La pétition aurait pour effet de réconcilier le citoyen lambda avec le politique. «On touche au cœur des gens, fait remarquer la députée du CSV. Tous les sujets, ou du moins la grande majorité, reflètent la situation à un moment précis. On reproche souvent aux politiques d'être éloignés de la vie des gens, or la pétition a pour effet de nous rappeler parfois des choses évidentes, mais que nous, députés, nous ne voyons pas. Ou plus. Ou auxquelles nous ne pensons pas...»

L'ancienne triathlète n'a pas besoin de chercher bien longtemps pour dénicher un exemple pour illustrer son propos. «Le télétravail... Cela fait vingt-cinq ans que je suis en politique et j'ai toujours entendu parler de télétravail sans que cela ne se mette en place. Il a fallu une crise sanitaire et une pétition pour que cela se fasse.» Déposée le 19 avril 2020 par Serge Remy et intitulée «Instauration d'un droit au télétravail», cette pétition n°1.556, forte de 5.824 signatures validées, avait été débattue à la Chambre des députés le 19 octobre de la même année. La suite, on la connaît. 

Sa copine a les cheveux verts, il dépose une pétition...

Autre exemple, cette pétition n°1865 signée Ornella Romito intitulée «2 jours de dispense de travail par mois pour les femmes qui ont leurs menstruations». «C'est fou», lâche la députée, «mais c'est en voyant et en écoutant les pétitionnaires expliquer les raisons de leurs démarches que certains députés ont réellement pris conscience de la légitimité de cette demande. Jusque-là, des règles, on n’en avait jamais parlé à la Chambre...»

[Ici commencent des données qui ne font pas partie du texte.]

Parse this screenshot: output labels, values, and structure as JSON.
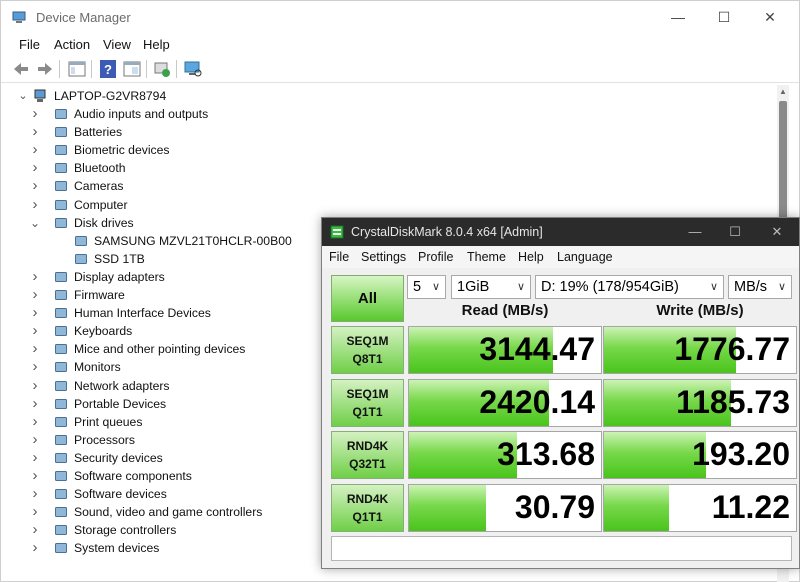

En cette période où le coût de l'énergie ne cesse d'augmenter, la pétition n°2.270 demande à «favoriser le télétravail et renégocier les accords avec les pays frontaliers pour parer à l'explosion du prix des carburants.» Déposée, elle ne compte à ce jour que 205 signatures. «De manière générale, observe Nancy Kemp-Arendt, l'adhésion à une pétition se fait sous couvert de bon sens. Les gens ne votent pas n'importe quoi...»

Cela n'empêche pas certains plaisantins de déposer l'une ou l'autre pétition totalement farfelue. «Un homme en avait fait une parce que sa copine s'était teint les cheveux en vert», s'amuse la présidente d'une commission qui se réunit davantage que par le passé. «Avant, on se voyait une fois par mois. Et encore... Aujourd'hui, c'est au minimum tous les quinze jours, voire toutes les semaines.» La commission des pétitions serait-elle victime de son succès? «Victime? Vous ne pensez pas! En tant que député, notre rôle est d'être à l'écoute du peuple.» Ce jeudi, la Chambre prêtera une oreille attentive à un certain Jules Clément.